When invoking operator[] and the key is missing, the value is initialized using the expression mapped_type() which is the default constructor for class types, and zero initialization for integral types.

In the C++14 standard, section [map.access] the text is:

T& operator[](const key_type& x);

1. Effects: If there is no key equivalent to x in the map, inserts value_type(x, T()) into the map.

So, as also stated by Joseph Garvin's answer, the result of the expression mapped_type() is what is inserted. This sort of initialization is called value-initialization.

The meaning of value-initialization is not quite as simple as offered in the other answers, for class types. It depends on what sort of constructors the class type has, and whether the class is an aggregate, as explained by the cppreference link.

For int as in this question, value-initialization means the int is set to 0.

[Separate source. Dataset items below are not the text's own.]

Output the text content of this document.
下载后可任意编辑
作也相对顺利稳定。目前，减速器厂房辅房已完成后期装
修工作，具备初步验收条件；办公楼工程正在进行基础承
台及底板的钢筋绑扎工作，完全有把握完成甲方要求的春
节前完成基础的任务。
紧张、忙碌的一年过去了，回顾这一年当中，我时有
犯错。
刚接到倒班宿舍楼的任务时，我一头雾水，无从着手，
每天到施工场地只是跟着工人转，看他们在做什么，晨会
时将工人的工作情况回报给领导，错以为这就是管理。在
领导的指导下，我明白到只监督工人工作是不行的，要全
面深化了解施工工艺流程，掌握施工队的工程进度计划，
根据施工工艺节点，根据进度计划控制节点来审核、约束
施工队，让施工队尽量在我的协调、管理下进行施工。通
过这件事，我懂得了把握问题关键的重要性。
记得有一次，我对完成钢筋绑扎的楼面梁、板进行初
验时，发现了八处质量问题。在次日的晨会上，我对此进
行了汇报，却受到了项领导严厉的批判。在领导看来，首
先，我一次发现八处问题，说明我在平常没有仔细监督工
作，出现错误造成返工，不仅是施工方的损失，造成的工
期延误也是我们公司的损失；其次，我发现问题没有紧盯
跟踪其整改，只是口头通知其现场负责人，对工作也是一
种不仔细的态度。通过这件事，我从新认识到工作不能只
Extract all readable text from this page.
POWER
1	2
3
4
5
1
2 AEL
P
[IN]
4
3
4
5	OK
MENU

See https://www.sgi.com/tech/stl/stl_map.h

  _Tp& operator[](const key_type& __k) {
    iterator __i = lower_bound(__k);
    // __i->first is greater than or equivalent to __k.
    if (__i == end() || key_comp()(__k, (*__i).first))
      __i = insert(__i, value_type(__k, _Tp()));
    return (*__i).second;
  }

In your example, _Tp is int, and int() is 0

#include <iostream>
using namespace std;
int main() {
  int x = int();
  cout << x << endl;
  return 0;
}

In addition:

thanks to @MSalters who tells about code above is SGI instead of std::map, But I think it is some like...

std::map::operator[] inserts new value if it's not exist. If an insertion is performed, mapped value is initialized by default-constructor for class-types or zero-initialized otherwise.